La naissance de Jésus-Christ

Dimanche 25 décembre 2005

1 Jean 3, 1-6


( Série de Prédication IV (Predigtreihe IV) : nouvelles  épîtres )

Chère Assemblée,

Les lendemains de fêtes ne sont pas toujours faciles à négocier. Comment préserver la joie, encore une fois se réjouir, alors que le sommet de la fête est déjà derrière nous ?
N’est ce pas un peu la situation dans laquelle nous nous trouvons ce matin ?
Hier au soir, de nombreuses églises étaient trop petites pour contenir toute l’assemblée, ce matin nous retrouvons la communauté habituelle !

Certes, Noël est bien fêté le 25 décembre. Il n’empêche, pour la majorité d’entre nous, rien ne peut surpasser en émotion, en intensité, la veillée de Noël et l’Evangile de la naissance du Christ dans l’étable, l’enfant donné au monde, les anges, les bergers…

Alors devrions-nous ce matin, nous contenter d’un peu de ‘réchauffer’, quelques miettes sauvées de la fête de la veille ?

Non, car ce que nous entendons ce matin est d’un autre ordre que ce que nous avons vécu hier au soir. La veillée de Noël est pour une bonne part la fête des enfants, la fête des émotions, une bonne dose d’émerveillement et de nostalgie. Et cela mérite d’avoir sa place.

Mais ce matin, l’occasion nous est donnée de ré entendre ce message de Noël avec d’autres mots, de le re-formuler en d’autres termes. Ce qui nous permettra de le comprendre et de le vivre plus consciemment.

Notre texte de prédication, en tous les cas, nous y invite.
Que nous dit-il ?

D’abord, l’auteur nous invite à contempler ce dont lui ne semble pas se lasser. « Voyez ! » dit-il. Autrement dit : « Ouvrez grands vos yeux, votre cœur, votre intelligence et prenez toute la mesure de ce que je vais vous annoncer maintenant. C’est que vous êtes ENFANTS DE DIEU !

Vous avez bien entendu ! Vous êtes, - nous sommes, - enfants du Père céleste, son fils, sa fille bien aimés ».

Et comme si cela était tout, sauf évident, comme si nous avions mal compris ou de la peine à en saisir la portée, comme s’il y avait en chacun d’entre nous une réserve intérieure à lever à dépasser, Jean, le rédacteur de l’épître d’ajouter ; « Et nous le sommes réellement ».

L’auteur nous prend à parti. Il nous interpelle et nous demande : « Avez-vous déjà pris la pleine mesure de cette réalité, en tirez-vous toutes les conséquences pour vous-mêmes et pour votre vie ? »

C’est indéniable, il y a dans ces lignes une jubilation irrépressible, une joie profonde. C’est comme si l’auteur avait  de la peine à contenir son excitation. Car pour lui, ce qu’il nous annonce dans ces lignes est  vraiment, fondamentalement, de l’ordre de la Bonne Nouvelle.

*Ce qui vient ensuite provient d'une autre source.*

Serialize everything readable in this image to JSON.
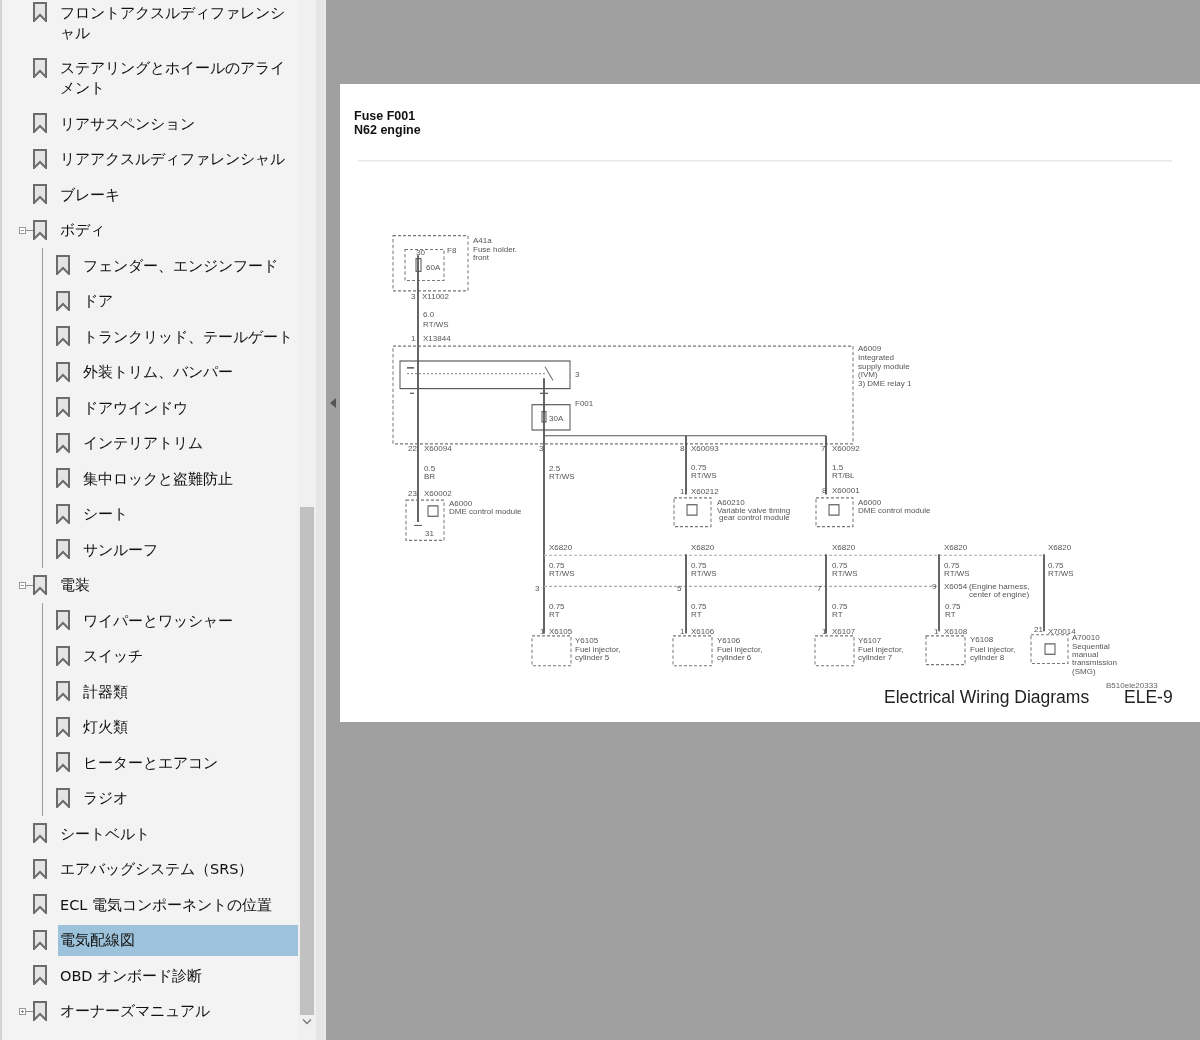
{
  "sidebar": {
    "items": [
      {
        "label": "フロントアクスルディファレンシャル",
        "selected": false
      },
      {
        "label": "ステアリングとホイールのアライメント",
        "selected": false
      },
      {
        "label": "リアサスペンション",
        "selected": false
      },
      {
        "label": "リアアクスルディファレンシャル",
        "selected": false
      },
      {
        "label": "ブレーキ",
        "selected": false
      },
      {
        "label": "ボディ",
        "selected": false,
        "expanded": true,
        "children": [
          {
            "label": "フェンダー、エンジンフード",
            "selected": false
          },
          {
            "label": "ドア",
            "selected": false
          },
          {
            "label": "トランクリッド、テールゲート",
            "selected": false
          },
          {
            "label": "外装トリム、バンパー",
            "selected": false
          },
          {
            "label": "ドアウインドウ",
            "selected": false
          },
          {
            "label": "インテリアトリム",
            "selected": false
          },
          {
            "label": "集中ロックと盗難防止",
            "selected": false
          },
          {
            "label": "シート",
            "selected": false
          },
          {
            "label": "サンルーフ",
            "selected": false
          }
        ]
      },
      {
        "label": "電装",
        "selected": false,
        "expanded": true,
        "children": [
          {
            "label": "ワイパーとワッシャー",
            "selected": false
          },
          {
            "label": "スイッチ",
            "selected": false
          },
          {
            "label": "計器類",
            "selected": false
          },
          {
            "label": "灯火類",
            "selected": false
          },
          {
            "label": "ヒーターとエアコン",
            "selected": false
          },
          {
            "label": "ラジオ",
            "selected": false
          }
        ]
      },
      {
        "label": "シートベルト",
        "selected": false
      },
      {
        "label": "エアバッグシステム（SRS）",
        "selected": false
      },
      {
        "label": "ECL 電気コンポーネントの位置",
        "selected": false
      },
      {
        "label": "電気配線図",
        "selected": true
      },
      {
        "label": "OBD オンボード診断",
        "selected": false
      },
      {
        "label": "オーナーズマニュアル",
        "selected": false,
        "expanded": false
      }
    ]
  },
  "page": {
    "title_lines": [
      "Fuse F001",
      "N62 engine"
    ],
    "labels": [
      "A41a",
      "Fuse holder.",
      "front",
      "30",
      "F8",
      "60A",
      "3",
      "X11002",
      "6.0",
      "RT/WS",
      "1",
      "X13844",
      "A6009",
      "Integrated",
      "supply module",
      "(IVM)",
      "3) DME relay 1",
      "3",
      "F001",
      "30A",
      "22",
      "X60094",
      "3",
      "8",
      "X60093",
      "7",
      "X60092",
      "0.5",
      "BR",
      "2.5",
      "RT/WS",
      "0.75",
      "RT/WS",
      "1.5",
      "RT/BL",
      "23",
      "X60002",
      "A6000",
      "DME control module",
      "31",
      "1",
      "X60212",
      "A60210",
      "Variable valve timing",
      "gear control module",
      "8",
      "X60001",
      "A6000",
      "DME control module",
      "X6820",
      "X6820",
      "X6820",
      "X6820",
      "X6820",
      "0.75",
      "0.75",
      "0.75",
      "0.75",
      "0.75",
      "RT/WS",
      "RT/WS",
      "RT/WS",
      "RT/WS",
      "RT/WS",
      "3",
      "5",
      "7",
      "9",
      "X6054",
      "(Engine harness,",
      "center of engine)",
      "0.75",
      "0.75",
      "0.75",
      "0.75",
      "RT",
      "RT",
      "RT",
      "RT",
      "1",
      "X6105",
      "1",
      "X6106",
      "1",
      "X6107",
      "1",
      "X6108",
      "21",
      "X70014",
      "Y6105",
      "Y6106",
      "Y6107",
      "Y6108",
      "A70010",
      "Fuel injector,",
      "Fuel injector,",
      "Fuel injector,",
      "Fuel injector,",
      "cylinder 5",
      "cylinder 6",
      "cylinder 7",
      "cylinder 8",
      "Sequential",
      "manual",
      "transmission",
      "(SMG)"
    ],
    "drawing_code": "B510ele20333",
    "footer": "Electrical Wiring Diagrams",
    "page_number": "ELE-9"
  }
}
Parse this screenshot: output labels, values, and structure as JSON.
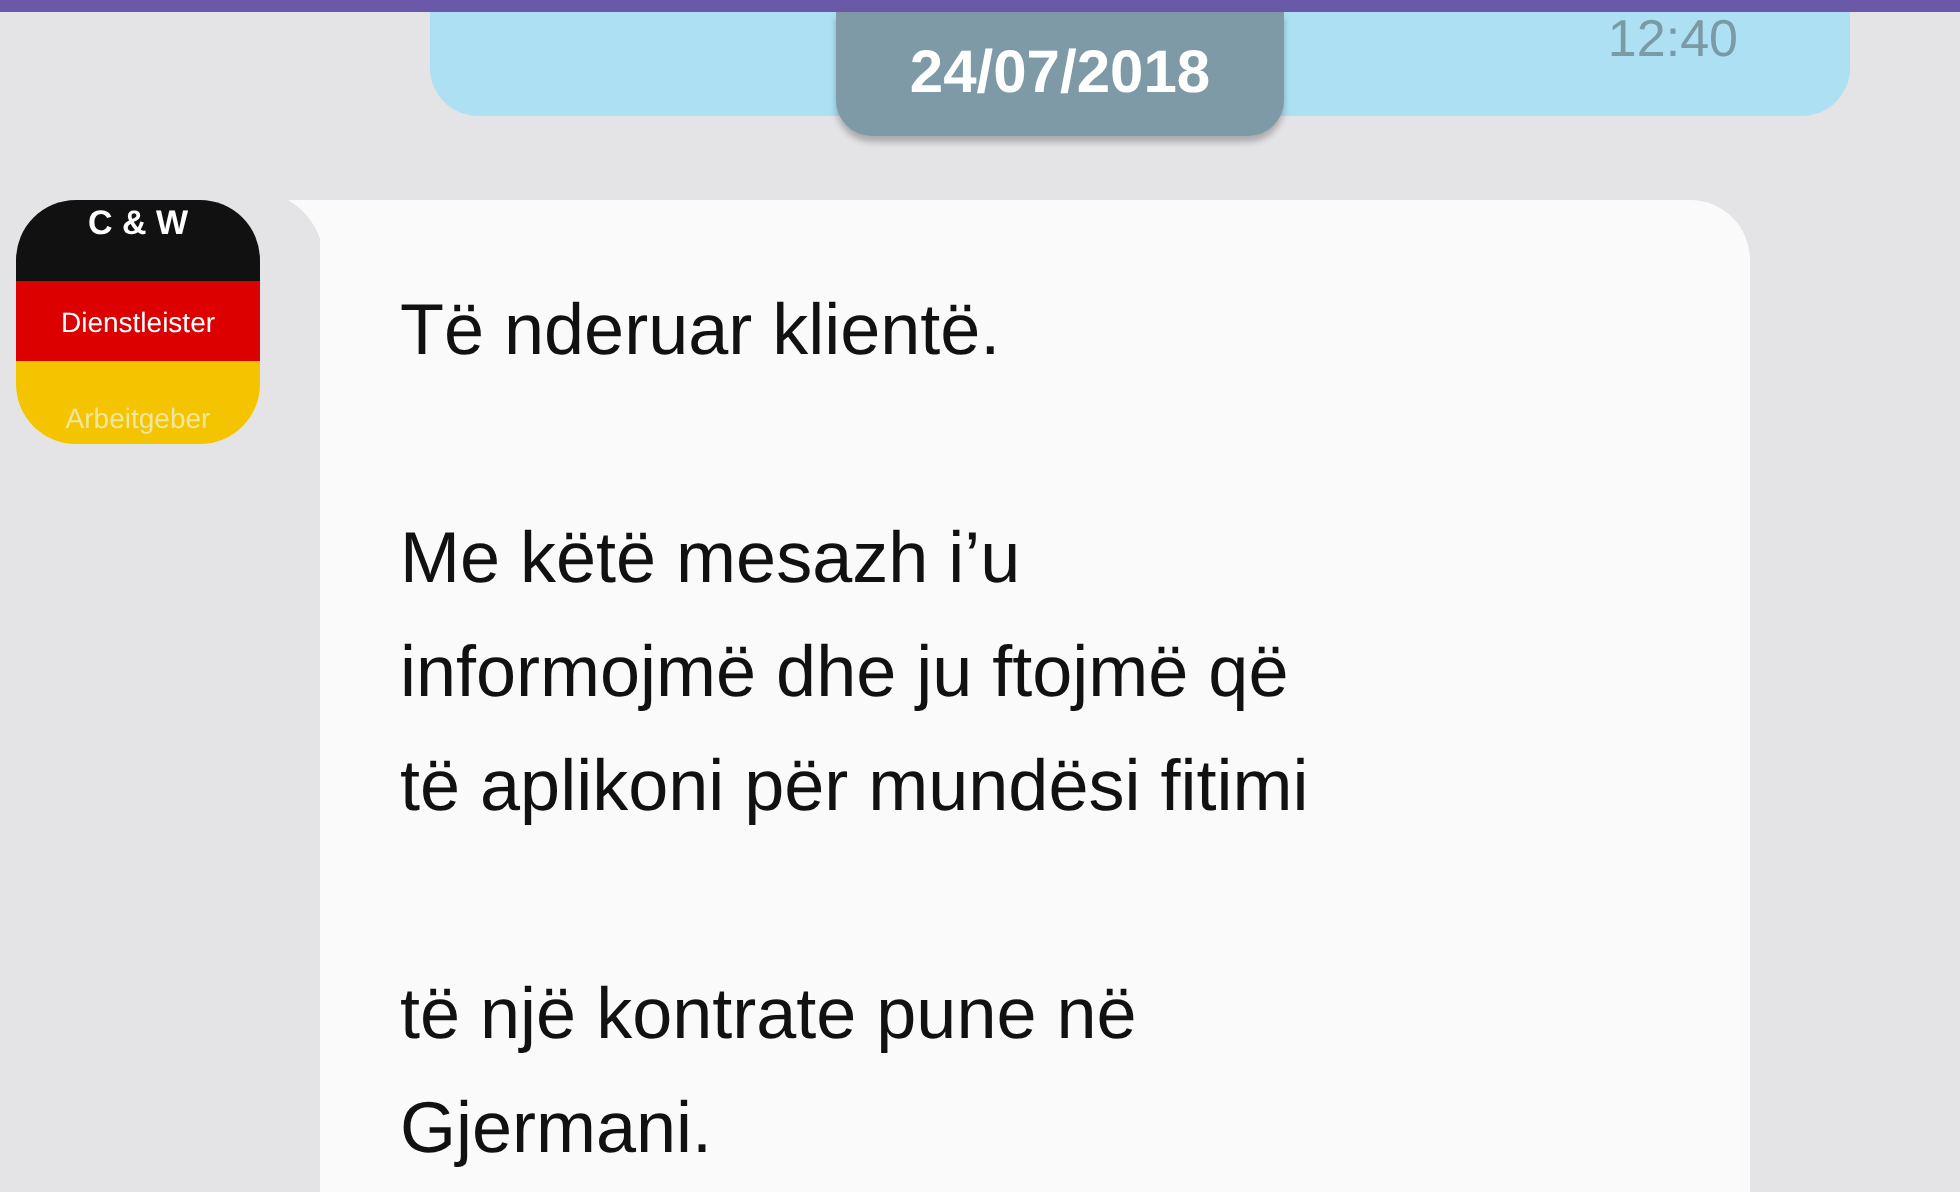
{
  "previous_message": {
    "time": "12:40"
  },
  "date_separator": "24/07/2018",
  "sender_avatar": {
    "lines": [
      "C & W",
      "Dienstleister",
      "Arbeitgeber"
    ]
  },
  "message": {
    "paragraphs": [
      [
        "Të nderuar klientë."
      ],
      [
        "Me këtë mesazh i’u",
        "informojmë dhe ju ftojmë që",
        "të aplikoni për mundësi fitimi"
      ],
      [
        "të një kontrate pune në",
        "Gjermani."
      ]
    ]
  }
}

Une bonne nouvelle qui, radicalement, fait toute chose nouvelle. Après laquelle, plus rien ne saurait être comme avant.
Et il veut que nous en ayons pleine conscience.

L’identité de chacun d’entre nous est faite de son passé, de ses racines, de son lien à ses parents, de son histoire.
Mais voilà que se rajoute encore un autre élément à cette identité, l’adoption par Dieu qui fait (de moi, de toi), de nous, son enfant.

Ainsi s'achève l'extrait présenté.